With these prior-filed application advisories in mind, Rutland states that Nike can response to the Office actions with arguments in support of registration by addressing the issue of the potential conflict between its mark and the mark in the previously-filed application – or may do so later if faced with a refusal under Section 2(d).

It is not difficult to imagine Nike arguing that it has superior rights in the “NIKE” mark, especially given that Nike Unlimited Care LLC is not yet claiming use in commerce. In fact, Nike makes this argument in the opposition that it lodged against the “NIKE UNLIMITED CARE LLC” application on June 22, asserting that it has made consistent use of the “NIKE” word mark across an array of goods/services since at least 1974 and that Nike Unlimited Care LLC’s mark “incorporates [its own] mark in its entirety.” Given that Nike Unlimited Care LLC disclaims “Unlimited Care LLC” in its application, Nike argues that the word “NIKE” is “the dominant part of [its] mark,” and is likely to confuse consumers and dilute the strength and distinctiveness of the “NIKE” name.

At the same time, the “JUST FUCKIN DO IT” mark does not seem like it will stand in the way of a registration for Nike, primarily because the USPTO already preliminarily refused it in an Office action in July due to a likelihood of confusion with four of Nike’s already-registered “JUST DO IT” marks. (The individual that filed the application for registration for “JUST FUCKIN DO IT” has not responded to the Office action yet – and there is, of course, no guarantee that he will not simply abandon the application.)

Looking Ahead

Among the most attention-grabbing applications for metaverse-related trademarks, Nike’s October 2021 filings swiftly prompted other companies to rush to the USPTO to file applications of their own for use of their “real world” marks on virtual goods and services, as well as non-fungible tokens. (As recently as this month, both Louis Vuitton and Gucci filed trademark applications for registration with the USPTO for some of their most famous trademarks for use in the virtual world. You can see them here on our running list of metaverse marks.) The Office actions are the first substantive development since Nike filed those applications last year.

As for whether companies need to seek out registrations for their well-known “real world” marks for use on “downloadable virtual goods,” “retail store services featuring virtual goods” and “entertainment services, namely, providing on-line, non-downloadable [apparel and footwear],” NFTs, etc., they probably do not. While companies certainly can benefit from a more robust arsenal of registrations, chances are, their existing “real world” rights may be enough to bring infringing uses to a halt.
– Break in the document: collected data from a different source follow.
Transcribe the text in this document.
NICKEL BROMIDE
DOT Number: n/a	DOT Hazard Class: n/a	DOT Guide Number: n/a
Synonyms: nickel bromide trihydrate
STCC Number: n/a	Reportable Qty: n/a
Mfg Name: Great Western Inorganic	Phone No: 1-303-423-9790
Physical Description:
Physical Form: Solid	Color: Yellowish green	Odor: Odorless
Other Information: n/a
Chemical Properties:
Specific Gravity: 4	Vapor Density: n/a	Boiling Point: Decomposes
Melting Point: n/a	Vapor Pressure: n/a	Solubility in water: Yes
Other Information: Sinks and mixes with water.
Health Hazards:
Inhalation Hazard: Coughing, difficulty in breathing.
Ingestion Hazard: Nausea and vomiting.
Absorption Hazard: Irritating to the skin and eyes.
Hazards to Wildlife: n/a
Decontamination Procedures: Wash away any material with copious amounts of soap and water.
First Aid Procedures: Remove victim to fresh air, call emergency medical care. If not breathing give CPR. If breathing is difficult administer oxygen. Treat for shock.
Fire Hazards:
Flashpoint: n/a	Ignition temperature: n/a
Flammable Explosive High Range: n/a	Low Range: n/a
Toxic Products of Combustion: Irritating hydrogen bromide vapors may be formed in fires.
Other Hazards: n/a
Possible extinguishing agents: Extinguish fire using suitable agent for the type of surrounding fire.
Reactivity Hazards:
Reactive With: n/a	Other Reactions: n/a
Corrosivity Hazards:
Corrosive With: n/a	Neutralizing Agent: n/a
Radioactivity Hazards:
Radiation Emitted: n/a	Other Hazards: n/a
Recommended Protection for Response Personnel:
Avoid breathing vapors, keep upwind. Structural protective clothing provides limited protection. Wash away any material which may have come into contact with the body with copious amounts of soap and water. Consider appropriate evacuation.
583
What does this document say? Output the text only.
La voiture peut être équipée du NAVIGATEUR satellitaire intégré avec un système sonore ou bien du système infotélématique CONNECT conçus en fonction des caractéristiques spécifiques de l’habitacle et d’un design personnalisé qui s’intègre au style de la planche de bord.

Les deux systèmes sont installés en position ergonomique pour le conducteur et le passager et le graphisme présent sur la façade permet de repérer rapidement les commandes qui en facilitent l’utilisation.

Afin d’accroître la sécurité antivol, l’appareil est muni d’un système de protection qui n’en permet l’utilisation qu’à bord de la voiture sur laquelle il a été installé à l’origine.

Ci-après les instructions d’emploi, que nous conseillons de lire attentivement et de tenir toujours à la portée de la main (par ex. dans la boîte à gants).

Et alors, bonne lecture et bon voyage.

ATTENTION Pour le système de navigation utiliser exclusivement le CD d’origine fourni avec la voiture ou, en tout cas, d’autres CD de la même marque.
The latest round in the Hermès v. Mason Rothschild case suggests that brands not only do not need trademark registrations for their marks for use in metaverse or on NFTs, they may not even need to be using their marks in metaverse or on NFTs to successfully call foul when others are using their marks. Hermès’ use of its Birkin name and well-known design do really extend into the virtual realm – it maintains an e-commerce site but no metaverse ventures and no NFTs. And yet, in an order last month, in which he refused to grant Rothschild’s motion to dismiss, Judge Jed Rakoff of the U.S. District Court for the Southern District of New York seemed to suggest that Hermès’ “real world” trademark rights would at least somewhat neatly extend to the virtual world if Rothschild’s NFTs were tied to “a digital file of a virtually wearable Birkin,” as opposed to static images of fur-covered Birkin bags.

This seems to fall in line with an assertion from an article earlier this year, in which Martin Schwimmer, a partner in the Trademark and Copyright Practice Group at Leason Ellis, stated that at the end of the day, with regards to “a company’s main line of work, its existing trademark portfolio will probably cover the most predictable of their activities in the metaverse. So, just as Nike does not need to file applications for shoes and shoes sold over the internet, they will not need to file for shoes sold via the metaverse.” That is, of course, not stopping brands like Nike and co. from filing, though – and providing a road map for others to follow.